E é aqui que a decisão das entidades poderia ser má ou poderia ser boa. Poderiam ter encarado como uma chatice a complicar o projecto ou como um desafio para compabilizar o projecto. Ora tratava-se da Universidade de Coimbra e da Associação Académica de Coimbra. Foi com orgulho que vi a minha Alma Mater e a minha Mátria a optarem pela segunda via. O projecto foi adaptado às exigências da espécie. A mina manteve-se aberta, as valas também e com vegetação natural, a parede natural não foi revestida. Parece simples mas não foi, implicou a concertação de necessidades e vontades. Foi criada pela Câmara Municipal, na Sereia, uma área de translocação para os sapos enquanto decorria a obra. Com voluntários grande parte da população de sapos foi re-localizada. A equipa de engenheiros da obra teve o desafio de manter as valas de água activas enquanto a obra decorria para albergar os sapos que «resistiram» a ser «realojados». Tendo os biólogos mantido a monitorização da população.

No final a obra foi inaugurada em 2008, já com os sapos devolvidos à sua remodelada casa.

E a Académica pode continuar a treinar com o apoio da sua claque exclusiva de Sapos-parteiros a aplaudir.

É um exemplo, infelizmente pouco comum, do alinhamento de vontades e acções de várias entidades, desde logo a UC e a Reitoria, AAC, CMC, voluntários, Sociedade Portuguesa de Herpetologia, biólogos, entidades do Estado, ICN e DRAOT.

Todas estas entidades se auto-apoiaram para a compatibilização da função desportiva do Campo com a manutenção da biodiversidade e salvaguarda da natureza, tendo resultado num local com uma identidade própria.
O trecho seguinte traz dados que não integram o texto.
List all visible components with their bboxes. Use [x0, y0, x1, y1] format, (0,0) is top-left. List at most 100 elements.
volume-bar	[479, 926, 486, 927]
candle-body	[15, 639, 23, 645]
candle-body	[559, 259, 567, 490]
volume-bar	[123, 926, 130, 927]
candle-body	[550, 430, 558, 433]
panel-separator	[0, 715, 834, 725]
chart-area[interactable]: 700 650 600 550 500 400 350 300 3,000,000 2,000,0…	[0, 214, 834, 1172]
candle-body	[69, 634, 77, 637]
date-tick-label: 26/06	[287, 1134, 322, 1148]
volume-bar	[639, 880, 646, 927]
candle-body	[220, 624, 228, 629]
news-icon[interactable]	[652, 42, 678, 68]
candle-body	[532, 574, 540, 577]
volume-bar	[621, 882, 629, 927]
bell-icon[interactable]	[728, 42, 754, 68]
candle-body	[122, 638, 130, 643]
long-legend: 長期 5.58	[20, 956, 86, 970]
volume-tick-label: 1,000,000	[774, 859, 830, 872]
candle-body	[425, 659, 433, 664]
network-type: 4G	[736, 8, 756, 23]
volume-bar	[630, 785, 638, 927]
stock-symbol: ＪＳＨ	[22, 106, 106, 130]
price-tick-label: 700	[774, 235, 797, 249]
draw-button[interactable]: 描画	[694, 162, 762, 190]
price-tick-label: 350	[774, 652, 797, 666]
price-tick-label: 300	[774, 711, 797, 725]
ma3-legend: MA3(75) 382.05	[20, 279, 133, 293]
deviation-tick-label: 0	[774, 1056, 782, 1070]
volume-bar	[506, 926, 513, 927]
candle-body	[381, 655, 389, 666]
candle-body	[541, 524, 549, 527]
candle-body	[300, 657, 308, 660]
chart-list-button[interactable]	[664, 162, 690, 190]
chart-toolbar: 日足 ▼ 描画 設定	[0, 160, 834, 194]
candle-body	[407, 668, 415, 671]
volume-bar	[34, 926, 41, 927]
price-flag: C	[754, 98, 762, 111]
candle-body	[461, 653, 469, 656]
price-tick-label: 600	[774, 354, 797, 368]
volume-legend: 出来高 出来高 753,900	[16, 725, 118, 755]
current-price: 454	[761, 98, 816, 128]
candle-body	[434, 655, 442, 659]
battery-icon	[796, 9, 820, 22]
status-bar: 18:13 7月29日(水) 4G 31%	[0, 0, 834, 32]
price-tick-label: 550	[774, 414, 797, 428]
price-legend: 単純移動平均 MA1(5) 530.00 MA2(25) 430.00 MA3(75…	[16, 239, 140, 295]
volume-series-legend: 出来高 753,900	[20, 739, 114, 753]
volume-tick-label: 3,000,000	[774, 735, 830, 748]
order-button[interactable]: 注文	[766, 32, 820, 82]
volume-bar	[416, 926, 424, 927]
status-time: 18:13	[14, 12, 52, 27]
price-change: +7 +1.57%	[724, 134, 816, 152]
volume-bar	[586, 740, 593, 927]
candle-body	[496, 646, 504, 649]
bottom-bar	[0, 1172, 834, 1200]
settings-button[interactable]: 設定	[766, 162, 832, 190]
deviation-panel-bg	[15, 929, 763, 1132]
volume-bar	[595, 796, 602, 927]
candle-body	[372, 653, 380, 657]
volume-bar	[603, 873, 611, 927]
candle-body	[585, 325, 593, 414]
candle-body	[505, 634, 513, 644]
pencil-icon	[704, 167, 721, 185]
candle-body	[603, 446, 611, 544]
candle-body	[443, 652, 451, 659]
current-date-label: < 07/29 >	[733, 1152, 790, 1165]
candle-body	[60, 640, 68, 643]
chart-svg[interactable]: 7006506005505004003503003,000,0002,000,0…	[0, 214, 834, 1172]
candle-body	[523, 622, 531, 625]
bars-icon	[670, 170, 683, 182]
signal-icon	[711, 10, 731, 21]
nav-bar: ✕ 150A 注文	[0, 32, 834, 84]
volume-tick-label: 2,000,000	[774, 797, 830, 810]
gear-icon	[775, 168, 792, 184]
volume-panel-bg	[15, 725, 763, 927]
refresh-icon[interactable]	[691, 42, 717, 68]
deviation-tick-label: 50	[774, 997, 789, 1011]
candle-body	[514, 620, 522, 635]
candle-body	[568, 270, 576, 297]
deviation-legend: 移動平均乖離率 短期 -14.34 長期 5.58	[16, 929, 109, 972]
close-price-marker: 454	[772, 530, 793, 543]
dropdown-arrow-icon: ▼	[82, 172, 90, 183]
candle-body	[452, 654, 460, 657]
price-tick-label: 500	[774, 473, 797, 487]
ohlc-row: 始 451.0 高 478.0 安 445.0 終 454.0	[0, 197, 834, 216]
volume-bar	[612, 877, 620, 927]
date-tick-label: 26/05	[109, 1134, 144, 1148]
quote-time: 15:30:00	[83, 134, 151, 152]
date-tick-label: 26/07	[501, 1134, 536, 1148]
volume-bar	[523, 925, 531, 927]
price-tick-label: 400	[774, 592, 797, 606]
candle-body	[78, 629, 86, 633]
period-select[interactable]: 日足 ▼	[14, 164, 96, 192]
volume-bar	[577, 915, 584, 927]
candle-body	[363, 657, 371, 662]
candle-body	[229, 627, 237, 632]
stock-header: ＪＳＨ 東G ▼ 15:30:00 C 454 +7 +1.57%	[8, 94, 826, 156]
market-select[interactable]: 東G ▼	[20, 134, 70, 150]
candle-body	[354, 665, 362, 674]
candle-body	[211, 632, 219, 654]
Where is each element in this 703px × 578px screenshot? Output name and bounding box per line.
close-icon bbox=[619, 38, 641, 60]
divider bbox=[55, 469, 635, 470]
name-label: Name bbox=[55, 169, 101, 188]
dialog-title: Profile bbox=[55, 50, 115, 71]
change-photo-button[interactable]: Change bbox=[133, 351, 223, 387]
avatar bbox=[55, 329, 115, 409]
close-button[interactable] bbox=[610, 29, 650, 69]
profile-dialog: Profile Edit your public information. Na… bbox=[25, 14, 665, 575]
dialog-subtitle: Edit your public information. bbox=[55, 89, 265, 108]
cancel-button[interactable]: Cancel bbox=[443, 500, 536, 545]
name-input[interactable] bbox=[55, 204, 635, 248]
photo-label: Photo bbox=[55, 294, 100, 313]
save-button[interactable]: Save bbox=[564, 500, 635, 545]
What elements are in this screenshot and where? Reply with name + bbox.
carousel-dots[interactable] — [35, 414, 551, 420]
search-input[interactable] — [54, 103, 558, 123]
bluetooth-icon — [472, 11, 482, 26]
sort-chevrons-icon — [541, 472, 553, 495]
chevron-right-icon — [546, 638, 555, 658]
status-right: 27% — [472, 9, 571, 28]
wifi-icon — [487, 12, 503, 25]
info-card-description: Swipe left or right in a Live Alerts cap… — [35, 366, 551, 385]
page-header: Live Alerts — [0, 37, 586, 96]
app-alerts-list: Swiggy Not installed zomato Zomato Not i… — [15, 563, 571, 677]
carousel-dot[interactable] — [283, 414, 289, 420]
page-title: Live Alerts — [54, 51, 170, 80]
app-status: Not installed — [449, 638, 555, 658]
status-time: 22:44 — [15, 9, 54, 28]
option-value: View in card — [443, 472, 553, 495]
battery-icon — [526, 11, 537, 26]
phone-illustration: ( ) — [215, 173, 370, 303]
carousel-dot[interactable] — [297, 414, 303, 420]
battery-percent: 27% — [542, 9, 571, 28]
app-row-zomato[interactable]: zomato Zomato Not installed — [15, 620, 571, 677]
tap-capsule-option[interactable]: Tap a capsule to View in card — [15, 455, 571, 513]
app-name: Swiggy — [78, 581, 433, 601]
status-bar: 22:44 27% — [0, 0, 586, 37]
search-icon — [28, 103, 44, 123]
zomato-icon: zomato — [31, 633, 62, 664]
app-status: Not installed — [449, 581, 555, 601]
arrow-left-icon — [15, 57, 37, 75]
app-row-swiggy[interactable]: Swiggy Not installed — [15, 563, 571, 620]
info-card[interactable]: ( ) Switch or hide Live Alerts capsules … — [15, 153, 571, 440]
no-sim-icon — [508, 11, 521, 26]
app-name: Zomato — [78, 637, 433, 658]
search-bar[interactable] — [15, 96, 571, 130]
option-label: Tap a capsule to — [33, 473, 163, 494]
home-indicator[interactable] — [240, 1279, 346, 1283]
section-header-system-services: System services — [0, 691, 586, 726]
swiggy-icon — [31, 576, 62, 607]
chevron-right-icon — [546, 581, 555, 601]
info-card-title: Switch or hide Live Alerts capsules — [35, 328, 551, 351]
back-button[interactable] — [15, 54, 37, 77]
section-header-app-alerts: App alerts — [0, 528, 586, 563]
De tal forma que, em 2002, o Projecto Alytes recebeu o Prémio Nacional para a Conservação e Ambiente da Fundação Henry Ford.
Sáo de realçar dois nomes, dois envolvidos. O José Miguel Oliveira, biólogo, que descobriu a colónia e criou o projecto e o Eng. Rui Prata, em representação da Reitoria que logo de início transmitiu o objectivo (cito de memória) «Não sei nada dos sapos. Sei que o Magnífico Reitor disse que eram para manter. Portanto adaptem o projecto nesse sentido, são as orientações».